Born in London to Lebanese parents, Bushra El-Turk’s work is often defined by the integration of musics and musicians from different cultural traditions, as well as a compulsion to highlight and challenge sociocultural issues, and a blurring of written and improvisational elements.
Saffron Dusk was inspired by the horrific explosion in Beirut in August 2020, which caused hundreds of deaths and thousands of injuries, as well as leaving over 300,000 people homeless. Bushra El-Turk writes:
‘This piece is dedicated to the victims and the families of those who lost their loved ones in the Beirut non-Atomic bomb explosion of 4th August 2020 where over 200 lives were lost and over 7000 of those injured had lost their homes. My recent trip to Beirut in March 2021, seeing the ruins and destruction for myself and hearing the stories of those who had just survived it by seconds, brought those feelings back. After writing this piece, I prayed through the poetry of Mahmoud Darwish, which has become a habit, to find the words that match the feelings of the grief I felt during that time in order to title this piece.’
The Adelphi Quartet made this recording of Saffron Dusk at the Bibliotheksaal in Polling in Bavaria, and it was premiered at the Wigmore Hall in May 2021. Bushra El-Turk said afterwards, ‘I feel blessed to have had a really wonderful quartet who understood the piece and played it with such energy, feeling, depth and dedication.’
Formed in 2017, the Adelphi Quartet studied with Rainer Schmidt (Hagen Quartet) at the Mozarteum University in Salzburg and received invaluable support and guidance from Eberhard Feltz and Valentin Erben. The individual members also studied with Igor Ozim, Benjamin Schmid, Rainer Schmidt, Thomas Riebl, Lawrence Power, Heinrich Schiff and Clemens Hagen, among others.
Concert highlights include recitals at the Sommerliche Musiktage Hitzacker, Kammermusik Wiesbaden, Musiktage Mondsee (Austria), the International Mozarteum Foundation (Salzburg) and the Théâtre de Namur (Belgium). The Quartet has also given performances of Schubert’s String Quintet with Valentin Erben (Alban Berg Quartet) at the Villa Musica in Germany, and undertaken exchange programmes at both McGill University in Montreal and the Guildhall School of Music & Drama in London.

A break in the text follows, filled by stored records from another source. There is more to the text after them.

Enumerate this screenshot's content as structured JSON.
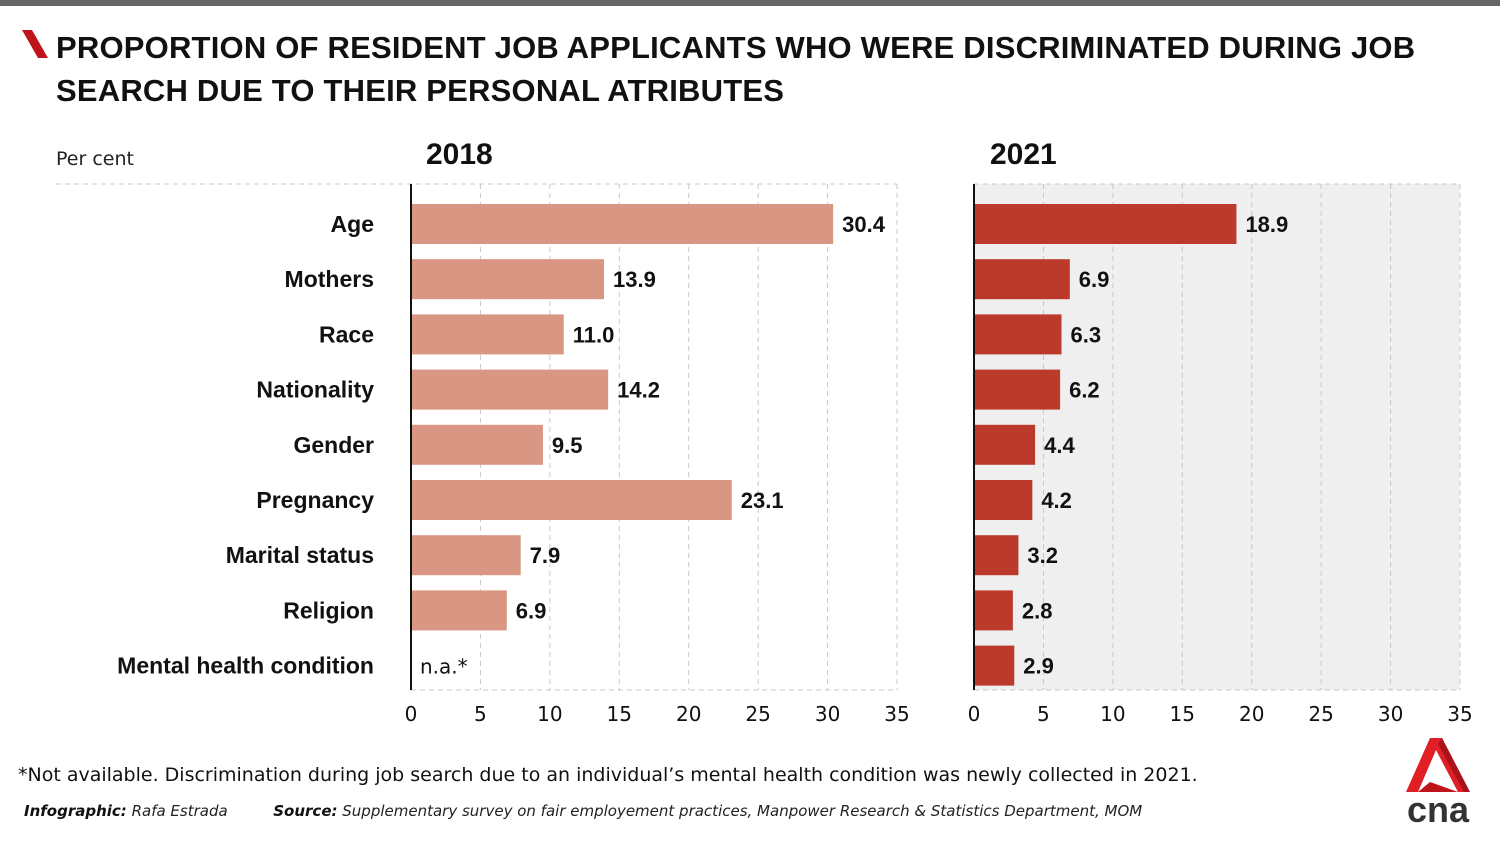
{
  "header": {
    "title": "PROPORTION OF RESIDENT JOB APPLICANTS WHO WERE DISCRIMINATED DURING JOB SEARCH DUE TO THEIR PERSONAL ATRIBUTES",
    "unit_label": "Per cent"
  },
  "colors": {
    "bar_2018": "#d99682",
    "bar_2021": "#bb3a2b",
    "panel_2021_bg": "#efefef",
    "accent": "#c0141b",
    "topbar": "#666666"
  },
  "chart_data": [
    {
      "type": "bar",
      "orientation": "horizontal",
      "title": "2018",
      "categories": [
        "Age",
        "Mothers",
        "Race",
        "Nationality",
        "Gender",
        "Pregnancy",
        "Marital status",
        "Religion",
        "Mental health condition"
      ],
      "values": [
        30.4,
        13.9,
        11.0,
        14.2,
        9.5,
        23.1,
        7.9,
        6.9,
        null
      ],
      "value_labels": [
        "30.4",
        "13.9",
        "11.0",
        "14.2",
        "9.5",
        "23.1",
        "7.9",
        "6.9",
        "n.a.*"
      ],
      "xlabel": "",
      "ylabel": "Per cent",
      "xlim": [
        0,
        35
      ],
      "xticks": [
        "0",
        "5",
        "10",
        "15",
        "20",
        "25",
        "30",
        "35"
      ],
      "grid": true
    },
    {
      "type": "bar",
      "orientation": "horizontal",
      "title": "2021",
      "categories": [
        "Age",
        "Mothers",
        "Race",
        "Nationality",
        "Gender",
        "Pregnancy",
        "Marital status",
        "Religion",
        "Mental health condition"
      ],
      "values": [
        18.9,
        6.9,
        6.3,
        6.2,
        4.4,
        4.2,
        3.2,
        2.8,
        2.9
      ],
      "value_labels": [
        "18.9",
        "6.9",
        "6.3",
        "6.2",
        "4.4",
        "4.2",
        "3.2",
        "2.8",
        "2.9"
      ],
      "xlabel": "",
      "xlim": [
        0,
        35
      ],
      "xticks": [
        "0",
        "5",
        "10",
        "15",
        "20",
        "25",
        "30",
        "35"
      ],
      "grid": true
    }
  ],
  "footer": {
    "footnote": "*Not available. Discrimination during job search due to an individual’s mental health condition was newly collected in 2021.",
    "infographic_label": "Infographic:",
    "infographic_value": "Rafa Estrada",
    "source_label": "Source:",
    "source_value": "Supplementary survey on fair employement practices, Manpower Research & Statistics Department, MOM",
    "logo_text": "cna"
  }
}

In 2020 the Adelphi Quartet won First Prize in the prestigious Irene Steels-Wilsing Foundation Competition at the Heidelberger Frühling Festival. This season they return to the Heidelberger Früling Festival and give recitals for the Frankfurt Hindemith-Tage series and the Festival de Quatuor ‘Voix intimes’ in Tournai in Belgium. During the summer they work with young composers as part of Jeunesses Musicales Deutschland project.

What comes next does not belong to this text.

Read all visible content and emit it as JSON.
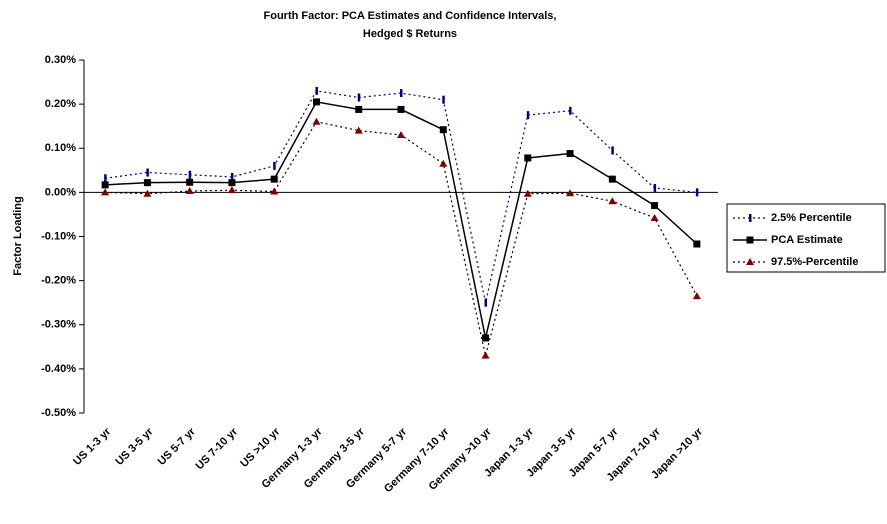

The Cosman Keller Art & Music Trust is delighted to be supporting such remarkable young artists, in memory of Hans Keller, for whom the string quartet was the most purely musical form of composition and the closest to his heart. Keller’s contribution to the development of the string quartet in the second half of the twentieth century was immense. He coached many of the leading British ensembles of the time and, during his 20 years at the BBC, not only developed performance opportunities and enabled the best quartet-playing to be heard, but also did much to broaden awareness of this remarkable repertoire. Through his own broadcast talks and lectures around the country he made an outstanding contribution to the education of the audience for chamber music, and he had a unique ability to speak meaningfully to both musicians and their public at the same time. He inspired many composers to write new works for string quartet, including Benjamin Britten, who dedicated his own Third String Quartet to the man who, he said, ‘knows more about the string quartet, and understands it better, than anybody alive.’